Twilio staff fell for a text-based phishing rip-off final week, responding to messages purporting to be from the corporate’s IT division that compromised their credentials and led to the theft of buyer information.

It is the newest instance of employees members being tricked into giving up their usernames and passwords, leading to information theft.

Twilio, which makes a messaging platform utilized by advertising and marketing departments for its skill to combine with Fb Messenger, WhatsApp, SMS, voice, e-mail and extra, stated a “restricted” variety of buyer accounts had been compromised.

Nonetheless, it is a blow to an organization that counts giant multinational firms amongst its purchasers.

Szilveszter Szebeni, CISO and co-founder of Tresorit, a European encryption-based safety software program firm, stated that whereas steady phishing exams of staff are the least organizations ought to do to guard themselves, companies aren’t even protected with two-factor authentication. With a focused assault, even 2FA-protected accounts may be hacked by stealing a session utilizing a faux web site. “The actual resolution for the business is to cease utilizing password,” he stated, “Sadly, the business would not help it in all use circumstances.”

Associated Content material: Profitable Phishing Assaults in 2021

In an announcement, Twilio stated on August 4 that it turned conscious of the unauthorized entry to its data. Present and former staff reported receiving textual content messages purporting to be from Twilio’s IT division. Typical messages instructed that staff’ passwords had expired or their schedule had modified and so they wanted to log in at a offered URL. The URLs used phrases like “Twilio”, “Okta”, and “SSO” to attempt to trick customers into clicking a hyperlink that took them to a touchdown web page that masqueraded because the login web page by Twilio. Textual content messages originated on US service networks. These URLs had been managed by the attacker.

(An instance of a phishing textual content message despatched to a Twilio worker)

“Risk actors appeared to have refined talents to match the names of the sources’ staff to their cellphone quantity,” Twilio added.

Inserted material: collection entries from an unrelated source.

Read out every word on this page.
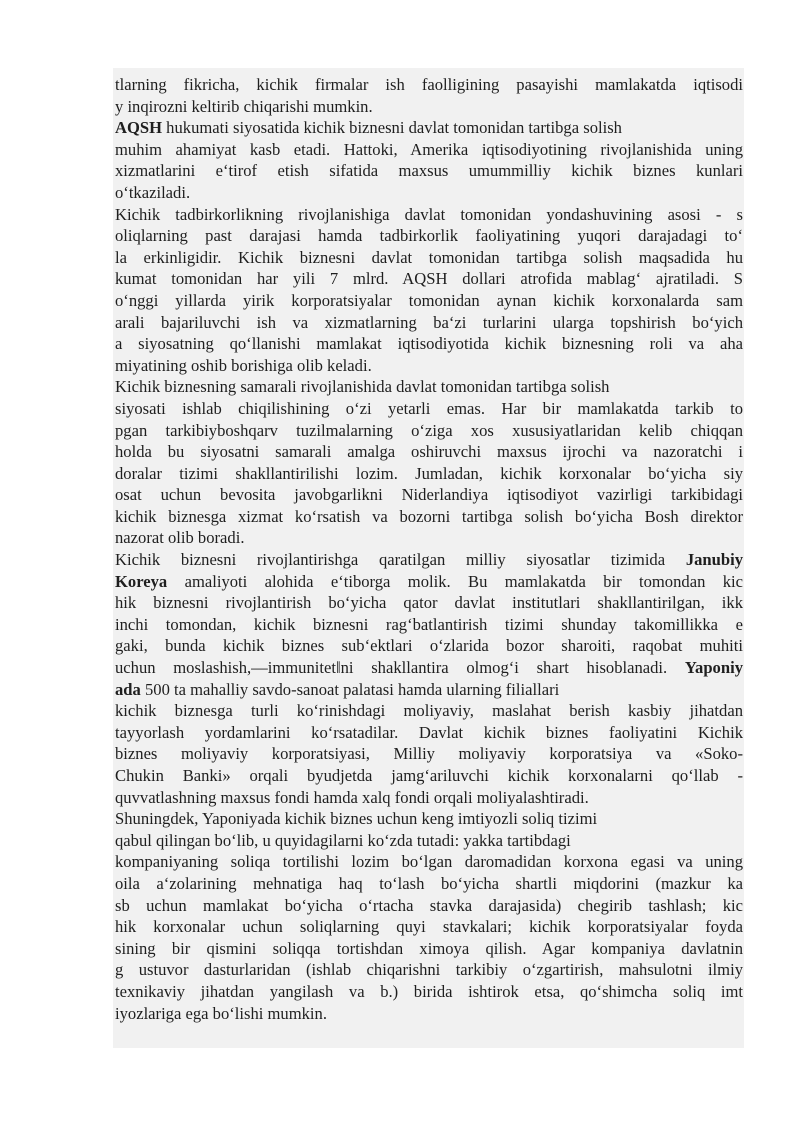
tlarning fikricha, kichik firmalar ish faolligining pasayishi mamlakatda iqtisodi
y inqirozni keltirib chiqarishi mumkin.
AQSH hukumati siyosatida kichik biznesni davlat tomonidan tartibga solish
muhim ahamiyat kasb etadi. Hattoki, Amerika iqtisodiyotining rivojlanishida uning
xizmatlarini e‘tirof etish sifatida maxsus umummilliy kichik biznes kunlari
o‘tkaziladi.
Kichik tadbirkorlikning rivojlanishiga davlat tomonidan yondashuvining asosi - s
oliqlarning past darajasi hamda tadbirkorlik faoliyatining yuqori darajadagi to‘
la erkinligidir. Kichik biznesni davlat tomonidan tartibga solish maqsadida hu
kumat tomonidan har yili 7 mlrd. AQSH dollari atrofida mablag‘ ajratiladi. S
o‘nggi yillarda yirik korporatsiyalar tomonidan aynan kichik korxonalarda sam
arali bajariluvchi ish va xizmatlarning ba‘zi turlarini ularga topshirish bo‘yich
a siyosatning qo‘llanishi mamlakat iqtisodiyotida kichik biznesning roli va aha
miyatining oshib borishiga olib keladi.
Kichik biznesning samarali rivojlanishida davlat tomonidan tartibga solish
siyosati ishlab chiqilishining o‘zi yetarli emas. Har bir mamlakatda tarkib to
pgan tarkibiyboshqarv tuzilmalarning o‘ziga xos xususiyatlaridan kelib chiqqan
holda bu siyosatni samarali amalga oshiruvchi maxsus ijrochi va nazoratchi i
doralar tizimi shakllantirilishi lozim. Jumladan, kichik korxonalar bo‘yicha siy
osat uchun bevosita javobgarlikni Niderlandiya iqtisodiyot vazirligi tarkibidagi
kichik biznesga xizmat ko‘rsatish va bozorni tartibga solish bo‘yicha Bosh direktor
nazorat olib boradi.
Kichik biznesni rivojlantirishga qaratilgan milliy siyosatlar tizimida Janubiy
Koreya amaliyoti alohida e‘tiborga molik. Bu mamlakatda bir tomondan kic
hik biznesni rivojlantirish bo‘yicha qator davlat institutlari shakllantirilgan, ikk
inchi tomondan, kichik biznesni rag‘batlantirish tizimi shunday takomillikka e
gaki, bunda kichik biznes sub‘ektlari o‘zlarida bozor sharoiti, raqobat muhiti
uchun moslashish,―immunitet‖ni shakllantira olmog‘i shart hisoblanadi. Yaponiy
ada 500 ta mahalliy savdo-sanoat palatasi hamda ularning filiallari
kichik biznesga turli ko‘rinishdagi moliyaviy, maslahat berish kasbiy jihatdan
tayyorlash yordamlarini ko‘rsatadilar. Davlat kichik biznes faoliyatini Kichik
biznes moliyaviy korporatsiyasi, Milliy moliyaviy korporatsiya va «Soko-
Chukin Banki» orqali byudjetda jamg‘ariluvchi kichik korxonalarni qo‘llab -
quvvatlashning maxsus fondi hamda xalq fondi orqali moliyalashtiradi.
Shuningdek, Yaponiyada kichik biznes uchun keng imtiyozli soliq tizimi
qabul qilingan bo‘lib, u quyidagilarni ko‘zda tutadi: yakka tartibdagi
kompaniyaning soliqa tortilishi lozim bo‘lgan daromadidan korxona egasi va uning
oila a‘zolarining mehnatiga haq to‘lash bo‘yicha shartli miqdorini (mazkur ka
sb uchun mamlakat bo‘yicha o‘rtacha stavka darajasida) chegirib tashlash; kic
hik korxonalar uchun soliqlarning quyi stavkalari; kichik korporatsiyalar foyda
sining bir qismini soliqqa tortishdan ximoya qilish. Agar kompaniya davlatnin
g ustuvor dasturlaridan (ishlab chiqarishni tarkibiy o‘zgartirish, mahsulotni ilmiy
texnikaviy jihatdan yangilash va b.) birida ishtirok etsa, qo‘shimcha soliq imt
iyozlariga ega bo‘lishi mumkin.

Victims who clicked the hyperlink and entered their credentials had their username and password stolen. The attackers then used the stolen credentials to realize entry to a few of Twilio’s inside programs.

“We have now heard from different firms that had been additionally focused by related assaults and have coordinated our response to risk actors,” Twilio stated, “together with working with carriers to cease malicious messages, in addition to their registrars. and internet hosting suppliers to close down malicious URLs. Regardless of this response, risk actors have continued to rotate between carriers and internet hosting suppliers to renew their assaults.”

Twilio has revoked entry to compromised worker accounts. It has additionally “re-emphasized our safety coaching to make sure staff are on excessive alert for social engineering assaults, and has issued safety advisories in regards to the particular techniques being utilized by malicious actors since they began appearing a number of weeks in the past. We have now additionally instituted extra necessary consciousness coaching on social engineering assaults in current weeks. Individually, we’re inspecting extra technical precautions because the investigation progresses.”